Furthermore, a number of aspects of tunnel life that a reader may infer exist are merely alluded to, and never witnessed by Toth. There seems to be an issue with these kinds of texts where an author attempts to enter into a marginal social world.  The author appears to become a privileged outsider.  Toth is given access to components of the tunnel communities but is also shielded from their harsher aspects.  Violence, for example, is repeatedly referred to, by the discovery of a body, mentioned early in the book, and in conversation with a number of the tunnel dwellers.  Toth, however, never witnesses anything.  Something similar appears to be at play in Ted Conover’s Rolling Nowhere, however Conover dedicated himself to living the hobo lifestyle for a matter of months, and he witnessed violence, he just was never afflicted by it. (sidenote: Conover and Toth’s books both contain descriptions of violence by youths on the vulnerable poor).  Towards the end of the text, Toth is threatened by a tunnel dweller she thought she had befriended because he believed that she witnessed a murder he committed.  This situation, although quite serious for Toth at the time, approached an absurd horizon, as it created the implication that there’s a continuum of brutal behavior beneath these streets and her only encounter with it was a misunderstanding.

Toth’s book is an interesting introduction to this subject matter, however the potentially most interesting aspects seem to lie beyond its boundaries.  Many of the tunnel dwellers speak of having been aware of the underground communities before they actually entered it - that people were aware that beneath the surface there were hidden eyes - but she never speaks to members of the above ground population for thoughts on the people that lurk within their city infrastructure.  Furthermore, as a privileged outsider, Toth speaks with people who are, undoubtedly, the most extroverted members of a secretive population.  One individual named J.C. in the text says that a number of the people will only speak with social workers, however, Toth never speaks with social workers about the tunnel dwellers except to source statistics.   Nor does Toth ever discuss the tunnel dwellers as a part of an overall analysis of homelessness in the city.  

The effect created by these lacks is that the tunnel dwellers are almost formed into zoo animals by the text.  They are observed briefly as curiosities, but not entirely taken seriously as meaning anything to the larger social environment.  Perhaps a partial strategy for reporting on an underground population is that a reader may be lead to interpret the tunnel dwellers as mutually distinct from the aboveground population, and not place demands on the text to connect the two realms.  Many of the personal stories of Mole People, told to Toth, describe a desire to leave society.  While those individuals may be sincere in the desires they express, and their social status certainly must change when they move into the tunnels (even if they were socially marginal in the first place), they are still a part of society.
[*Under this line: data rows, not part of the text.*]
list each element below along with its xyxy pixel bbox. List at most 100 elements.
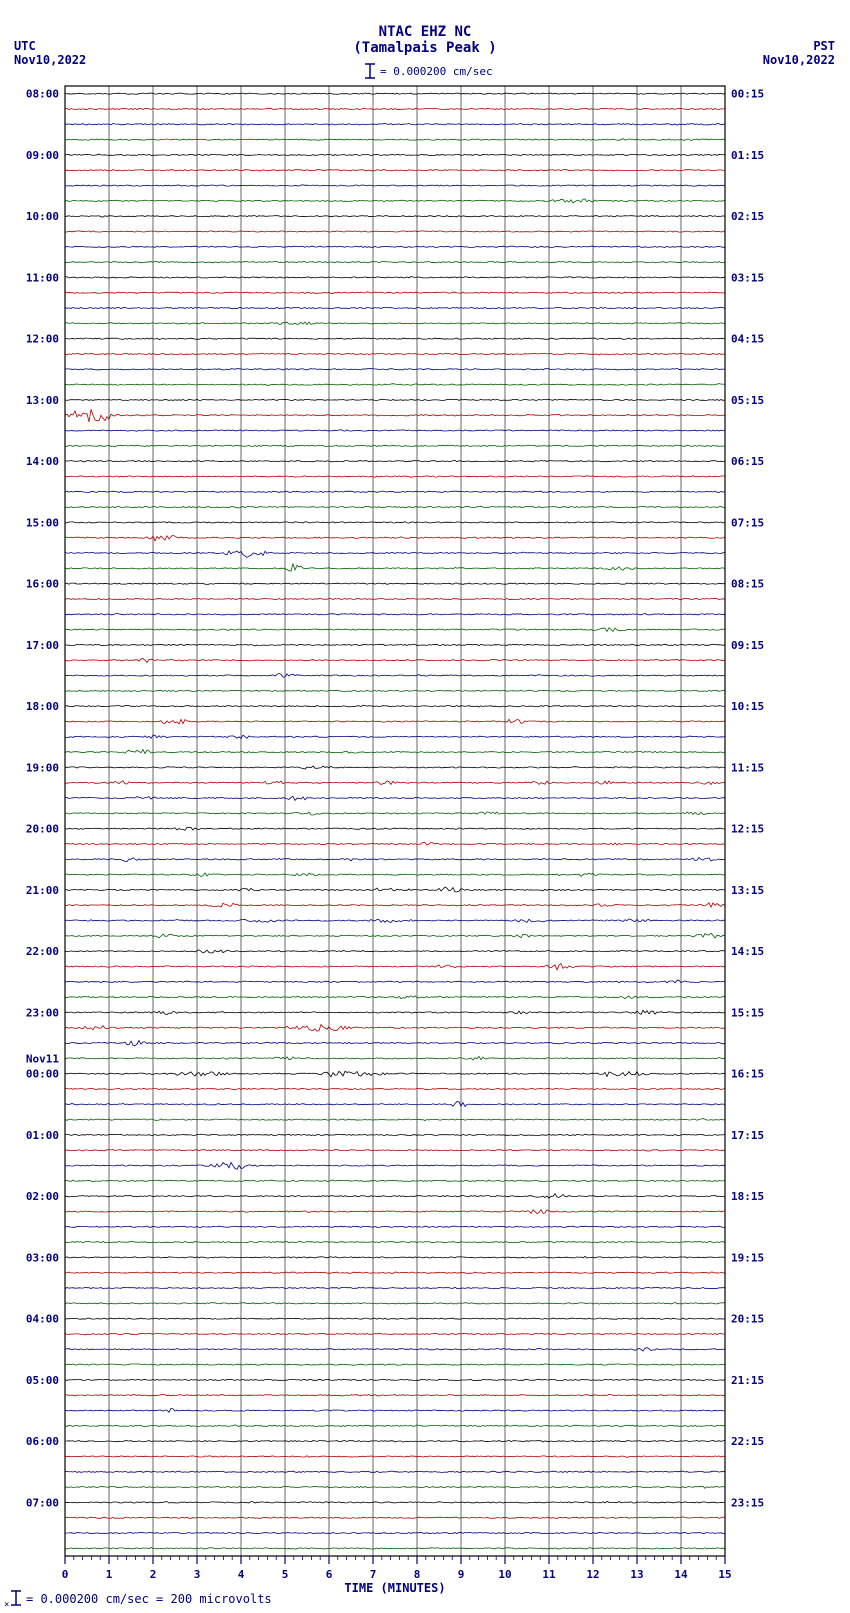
trace bbox=[65, 1241, 725, 1242]
trace bbox=[65, 123, 725, 125]
pst-time-label: 07:15 bbox=[731, 516, 764, 529]
trace bbox=[65, 1025, 725, 1032]
trace bbox=[65, 980, 725, 983]
utc-time-label: 17:00 bbox=[26, 639, 59, 652]
trace bbox=[65, 1256, 725, 1258]
utc-time-label: 18:00 bbox=[26, 700, 59, 713]
trace bbox=[65, 659, 725, 663]
trace bbox=[65, 322, 725, 325]
pst-time-label: 12:15 bbox=[731, 823, 764, 836]
trace bbox=[65, 919, 725, 923]
trace bbox=[65, 950, 725, 953]
trace bbox=[65, 445, 725, 447]
trace bbox=[65, 1471, 725, 1472]
trace bbox=[65, 1010, 725, 1014]
trace bbox=[65, 564, 725, 571]
trace bbox=[65, 1041, 725, 1046]
utc-time-label: 20:00 bbox=[26, 823, 59, 836]
pst-time-label: 08:15 bbox=[731, 578, 764, 591]
x-tick-label: 6 bbox=[326, 1568, 333, 1581]
pst-time-label: 00:15 bbox=[731, 88, 764, 101]
x-tick-label: 1 bbox=[106, 1568, 113, 1581]
trace bbox=[65, 476, 725, 478]
svg-text:×: × bbox=[4, 1600, 9, 1610]
x-tick-label: 10 bbox=[498, 1568, 511, 1581]
trace bbox=[65, 719, 725, 724]
utc-time-label: 07:00 bbox=[26, 1496, 59, 1509]
x-tick-label: 7 bbox=[370, 1568, 377, 1581]
trace bbox=[65, 1056, 725, 1060]
utc-time-label: 00:00 bbox=[26, 1068, 59, 1081]
pst-time-label: 20:15 bbox=[731, 1313, 764, 1326]
trace bbox=[65, 399, 725, 400]
trace bbox=[65, 506, 725, 508]
utc-time-label: Nov11 bbox=[26, 1052, 59, 1065]
trace bbox=[65, 261, 725, 262]
trace bbox=[65, 1150, 725, 1152]
trace bbox=[65, 170, 725, 171]
svg-text:= 0.000200 cm/sec: = 0.000200 cm/sec bbox=[380, 65, 493, 78]
pst-time-label: 15:15 bbox=[731, 1006, 764, 1019]
pst-time-label: 05:15 bbox=[731, 394, 764, 407]
trace bbox=[65, 812, 725, 815]
trace bbox=[65, 1379, 725, 1381]
trace bbox=[65, 887, 725, 892]
pst-time-label: 18:15 bbox=[731, 1190, 764, 1203]
pst-time-label: 04:15 bbox=[731, 333, 764, 346]
utc-time-label: 04:00 bbox=[26, 1313, 59, 1326]
pst-time-label: 13:15 bbox=[731, 884, 764, 897]
utc-time-label: 02:00 bbox=[26, 1190, 59, 1203]
utc-time-label: 13:00 bbox=[26, 394, 59, 407]
trace bbox=[65, 1210, 725, 1214]
utc-time-label: 09:00 bbox=[26, 149, 59, 162]
x-tick-label: 12 bbox=[586, 1568, 599, 1581]
seismograph-chart: UTCNov10,2022PSTNov10,2022NTAC EHZ NC(Ta… bbox=[0, 0, 850, 1613]
trace bbox=[65, 139, 725, 141]
pst-time-label: 17:15 bbox=[731, 1129, 764, 1142]
trace bbox=[65, 491, 725, 493]
trace bbox=[65, 1348, 725, 1351]
svg-text:(Tamalpais Peak ): (Tamalpais Peak ) bbox=[353, 40, 496, 56]
svg-text:UTC: UTC bbox=[14, 39, 36, 53]
x-tick-label: 11 bbox=[542, 1568, 556, 1581]
trace bbox=[65, 858, 725, 862]
trace bbox=[65, 1394, 725, 1396]
trace bbox=[65, 1180, 725, 1182]
trace bbox=[65, 1548, 725, 1550]
trace bbox=[65, 93, 725, 94]
x-tick-label: 2 bbox=[150, 1568, 157, 1581]
trace bbox=[65, 735, 725, 738]
trace bbox=[65, 690, 725, 691]
utc-time-label: 10:00 bbox=[26, 210, 59, 223]
trace bbox=[65, 598, 725, 600]
trace bbox=[65, 535, 725, 541]
trace bbox=[65, 1517, 725, 1519]
trace bbox=[65, 873, 725, 876]
pst-time-label: 03:15 bbox=[731, 271, 764, 284]
pst-time-label: 21:15 bbox=[731, 1374, 764, 1387]
trace bbox=[65, 1071, 725, 1077]
svg-text:NTAC EHZ NC: NTAC EHZ NC bbox=[379, 24, 472, 40]
trace bbox=[65, 964, 725, 970]
trace bbox=[65, 216, 725, 218]
pst-time-label: 22:15 bbox=[731, 1435, 764, 1448]
pst-time-label: 23:15 bbox=[731, 1496, 764, 1509]
pst-time-label: 09:15 bbox=[731, 639, 764, 652]
trace bbox=[65, 613, 725, 615]
trace bbox=[65, 1456, 725, 1458]
trace bbox=[65, 1163, 725, 1170]
pst-time-label: 02:15 bbox=[731, 210, 764, 223]
trace bbox=[65, 1287, 725, 1289]
x-tick-label: 0 bbox=[62, 1568, 69, 1581]
svg-text:Nov10,2022: Nov10,2022 bbox=[14, 53, 86, 67]
trace bbox=[65, 231, 725, 232]
trace bbox=[65, 1408, 725, 1412]
trace bbox=[65, 430, 725, 432]
utc-time-label: 15:00 bbox=[26, 516, 59, 529]
trace bbox=[65, 353, 725, 355]
pst-time-label: 19:15 bbox=[731, 1251, 764, 1264]
utc-time-label: 12:00 bbox=[26, 333, 59, 346]
trace bbox=[65, 1486, 725, 1488]
svg-text:PST: PST bbox=[813, 39, 835, 53]
trace bbox=[65, 1333, 725, 1335]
Despite these criticisms, The Mole People is still an interesting text that shines a light onto a marginal population that is beyond the beyond as far as the public’s ability to perceive it is concerned.  I’m aware that Joseph Brennan, a NYC subway enthusiast, has written a lengthy piece on how inaccurate Toth’s descriptions of the underground locations are.  I don’t really think that that is a particularly relevant aspect of her text.  Exact locations of tunnel spots are not important, and what is important about the text is that it describes a group of people’s will to repurpose the subterranean urban infrastructure for the sake of survival and even community.